RELATED: Michigan dog attacks, nearly kills owner after being fed THC gummy

"They behave very, very differently, and synthetic cannabinoids cause a lot more problems in humans. They haven't been studied. And over here we do not recommend synthetics at all."

According to the NIH, synthetic cannabinoids have been known to cause acute pulmonary injury, psychiatric crises, seizures and renal damage. Reports of cannabinoid hyperemesis syndrome – or severe vomiting and other gastrointestinal issues tied to long-term cannabis use – are also on the rise in synthetic cannabinoids, the NIH says. 

"It's synthetic, and we know this is not the same, and this is probably not good for you," Abraham said. "So when people are coming to the ERs, we know that physicians aren't asking, where did you get this cannabis? Was it from a neighbor? Did you buy this through the regulatory pathway?"

Which states have the highest teen delta-8 use? 

Delta-8 use was higher among teens in states and regions where cannabis is not legal, and also in states that don’t have laws on the books to regulate delta-8, according to the NIH. About 14% of 12th-graders in the South and 15% in the Midwest reported delta-8 use. Those numbers dropped to 10% for the Northeast and 5% in the West. 
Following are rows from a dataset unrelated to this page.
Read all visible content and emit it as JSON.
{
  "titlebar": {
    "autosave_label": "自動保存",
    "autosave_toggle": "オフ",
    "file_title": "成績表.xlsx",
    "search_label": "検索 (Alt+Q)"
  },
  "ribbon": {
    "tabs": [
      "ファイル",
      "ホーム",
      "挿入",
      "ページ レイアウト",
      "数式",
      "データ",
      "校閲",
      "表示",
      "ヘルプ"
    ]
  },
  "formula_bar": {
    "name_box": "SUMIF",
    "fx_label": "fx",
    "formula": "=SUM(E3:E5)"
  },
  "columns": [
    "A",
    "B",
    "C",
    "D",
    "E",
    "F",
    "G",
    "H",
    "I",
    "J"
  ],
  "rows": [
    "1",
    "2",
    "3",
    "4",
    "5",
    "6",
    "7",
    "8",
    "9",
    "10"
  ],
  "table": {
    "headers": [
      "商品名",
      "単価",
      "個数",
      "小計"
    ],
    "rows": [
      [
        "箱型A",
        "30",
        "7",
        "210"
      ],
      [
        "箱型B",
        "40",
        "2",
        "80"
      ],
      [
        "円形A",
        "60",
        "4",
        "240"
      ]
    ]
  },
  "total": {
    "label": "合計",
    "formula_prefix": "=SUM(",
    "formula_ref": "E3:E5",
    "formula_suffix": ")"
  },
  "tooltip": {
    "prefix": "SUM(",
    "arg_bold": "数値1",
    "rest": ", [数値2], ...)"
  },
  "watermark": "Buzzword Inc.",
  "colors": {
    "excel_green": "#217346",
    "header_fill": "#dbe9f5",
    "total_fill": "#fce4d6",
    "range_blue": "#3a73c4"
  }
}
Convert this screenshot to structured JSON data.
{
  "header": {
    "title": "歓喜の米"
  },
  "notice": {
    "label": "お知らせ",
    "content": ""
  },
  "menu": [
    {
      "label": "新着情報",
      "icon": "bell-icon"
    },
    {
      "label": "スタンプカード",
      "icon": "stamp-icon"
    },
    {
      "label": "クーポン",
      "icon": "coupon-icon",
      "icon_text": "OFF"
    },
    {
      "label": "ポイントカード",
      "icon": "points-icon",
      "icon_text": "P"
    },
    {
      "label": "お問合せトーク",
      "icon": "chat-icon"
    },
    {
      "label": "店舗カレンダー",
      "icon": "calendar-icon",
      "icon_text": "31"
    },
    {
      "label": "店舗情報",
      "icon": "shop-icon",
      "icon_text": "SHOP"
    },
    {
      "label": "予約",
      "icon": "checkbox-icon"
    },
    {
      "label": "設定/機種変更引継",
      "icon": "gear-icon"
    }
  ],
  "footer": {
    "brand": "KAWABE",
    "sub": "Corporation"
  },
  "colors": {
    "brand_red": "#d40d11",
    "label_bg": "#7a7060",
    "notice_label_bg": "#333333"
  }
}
In states without delta-8 regulations, 14% of 12th-graders reported using it. That number dropped to 6% in states with delta-8 legislation. 

Because the survey is taken in school settings, students who were absent, not enrolled, or with less engagement in school – a known risk factor for drug use – may have been less likely to participate in the survey, the investigators note in the 2023 Monitoring the Future Survey. That means the number of students using delta-8 may be higher than reported.